Panellist Dragoslav Zachariev of EuroVoD, a network of independent European VoD platforms, is looking forward to debating how small independent operators can use technology to reach a new and fractured digital audience.

“Part of the industry is not open to experimentation because they fear this is the first sign of a major change,” Zachariev suggests. “But they have to find ways of developing legal VoD offers that are respectful to the rest of the value chain. Our objective is to create strong brands, very well identified by users, that present us as a one-stop shop for independent films.”

EuroVoD is active already in Poland and is looking to advance further into eastern Europe. One of its members is Austria-based online film portal Filmmit, whose CEO Karin Haager will also sit on the panel. Haager points to the practical benefits of the study for her business as she and her colleagues are now looking at different ways of marketing films to the various tribes identified in the study.

“You have to approach the ‘occasional hit grazers’ and ‘movie indifferents’ in a very different way to, say, the ‘mainstream blockbuster lovers’,” Haager says.

She is also intrigued by the study’s insights into national differences in viewing habits. “For example, Twitter is used heavily by Spanish film lovers, but by contrast, Twitter is far less of a factor in German-speaking markets.”

‘Dark and slow paced is not always a bad thing when it comes to European films’

Arnaud Dupont, Headway International

While this may be an era in which films are downloaded and watched on laptops, mobile phones and tablets, in certain parts of Europe, audiences rely on travelling cinemas to see movies. Southeast Europe in particular remains very under-screened, with around 60,000 people per screen in Bosnia. War, the subsequent break-up of the former Yugoslavia and the creation of six or seven much smaller film industries meant multiplex construction was not a priority and DVD and digital piracy is rife throughout the region.

Travelling cinemas screening a mix of European and US fare, including Operation Kino, which involves Sarajevo Film Festival, has long been the way many Southeast European audiences have watched films. Significantly, Operation Kino also operates a VoD service.

Bosnia-based producer and director Jasmin Durakovic, who will also sit on the panel, is one of a number of influential figures in the region trying to “be part of the new game” in distributing content digitally and legally. His company, DEPO, distributes movies, TV series, documentaries and other video content to the Balkan diaspora across the world.

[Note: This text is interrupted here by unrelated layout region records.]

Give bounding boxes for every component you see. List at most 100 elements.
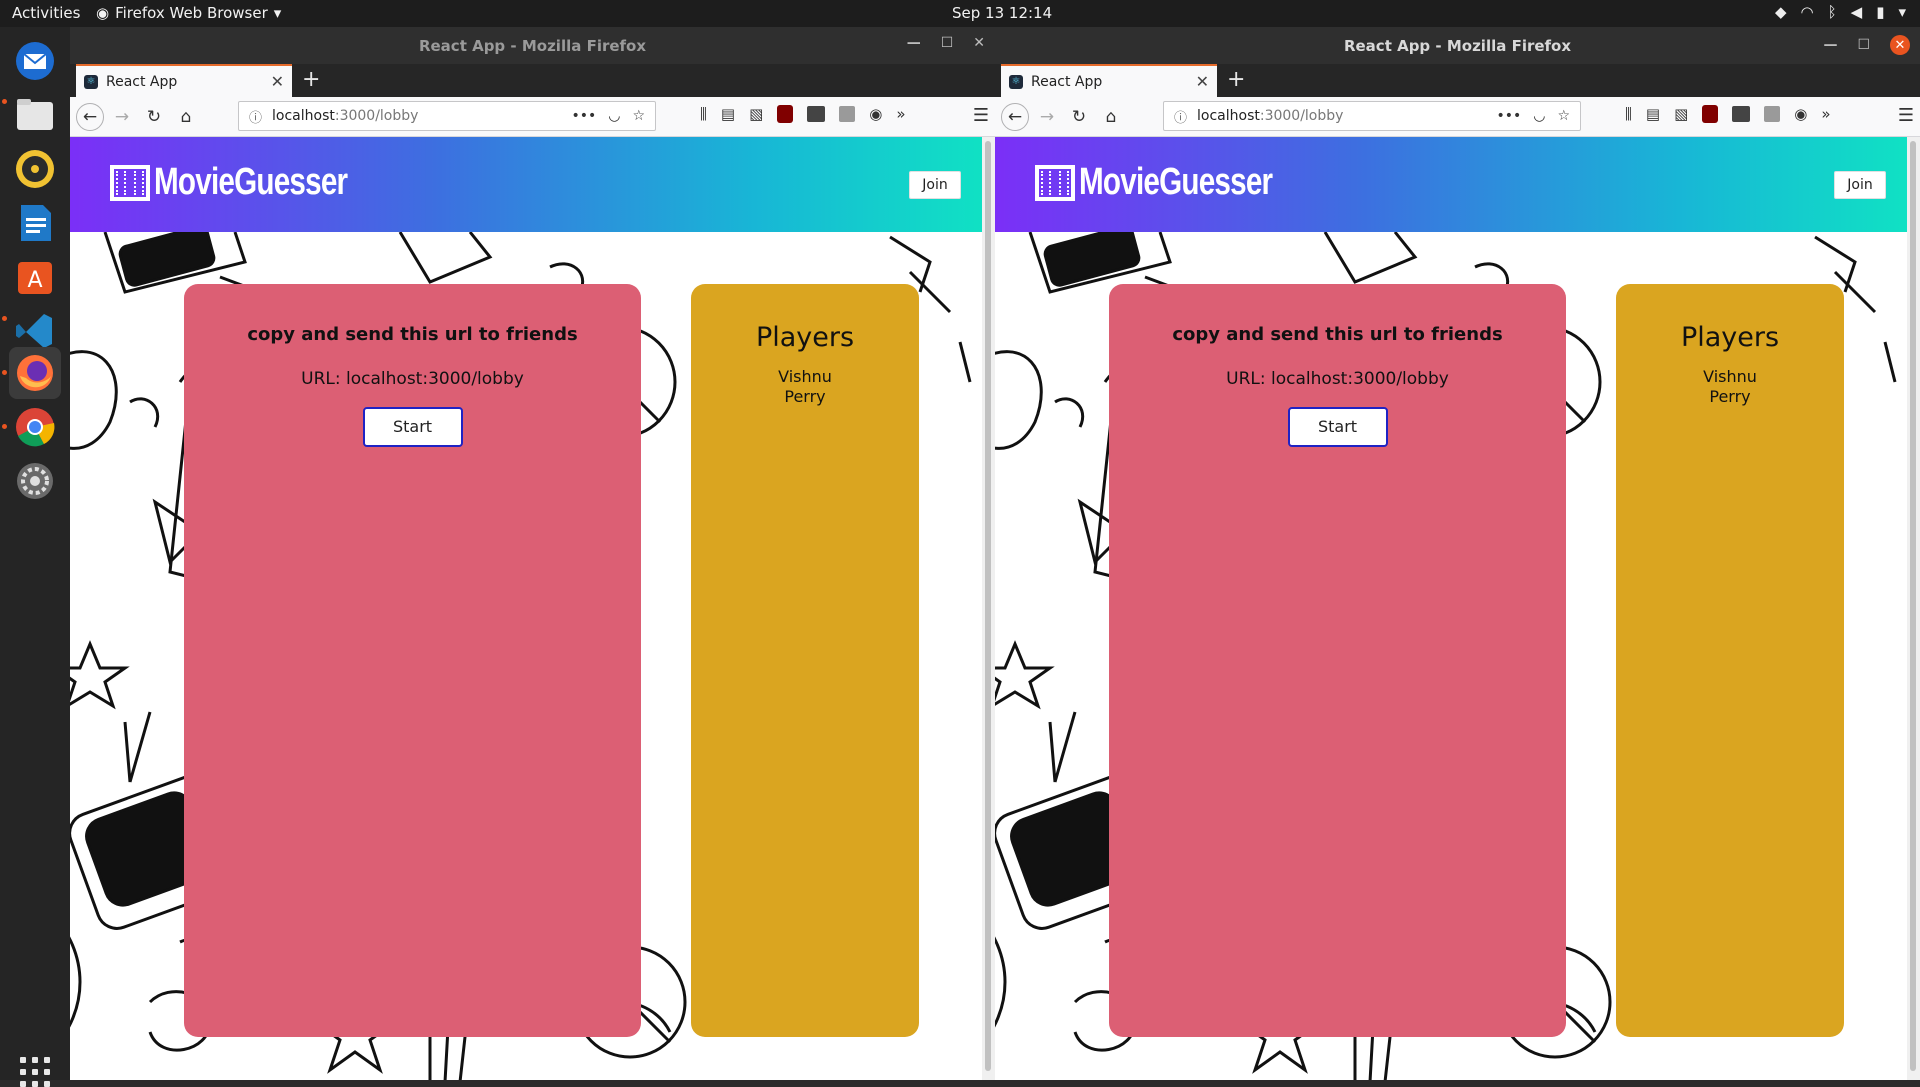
dropbox-icon[interactable]: ◆	[1775, 3, 1787, 21]
reload-icon[interactable]: ↻	[1067, 105, 1091, 129]
minimize-icon[interactable]: —	[907, 35, 921, 51]
bookmark-star-icon[interactable]: ☆	[632, 108, 645, 124]
join-button[interactable]: Join	[1834, 171, 1886, 199]
sidebar-icon[interactable]: ▤	[1646, 105, 1660, 123]
app-header: MovieGuesser Join	[70, 137, 982, 232]
close-tab-icon[interactable]: ✕	[1196, 72, 1209, 91]
lobby-card: copy and send this url to friends URL: l…	[1109, 284, 1566, 1037]
system-tray[interactable]: ◆ ◠ ᛒ ◀ ▮ ▾	[1775, 3, 1906, 21]
start-button[interactable]: Start	[362, 407, 463, 447]
forward-icon[interactable]: →	[1035, 105, 1059, 129]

“We have to fight for our audience,” he says. “The solution is to use the possibilities that digital distribution offers.”

Forward thinking

The Reaching The Audience report provides a long-awaited tool with which the European film industry can investigate itself. For years, there have been complaints about the lack of data on audience habits. One question now is whether the research will continue.

There is new European Commission leadership in place that will have to decide whether to follow up on the study. If it does, there are new areas to address. For example, the original survey group consisted of only 10 countries and its respondents were all under 50 years of age. Yet the 50-plus audience demographic is growing fast.

“We are moving into an environment where audiences expect more from their investment of time and money, whether it be event driven, experiential, participatory, curatorial or editorial,” notes Probst. “This creates
opportunities for cinemas that have an understanding of their audiences and are active with their online and social spaces.”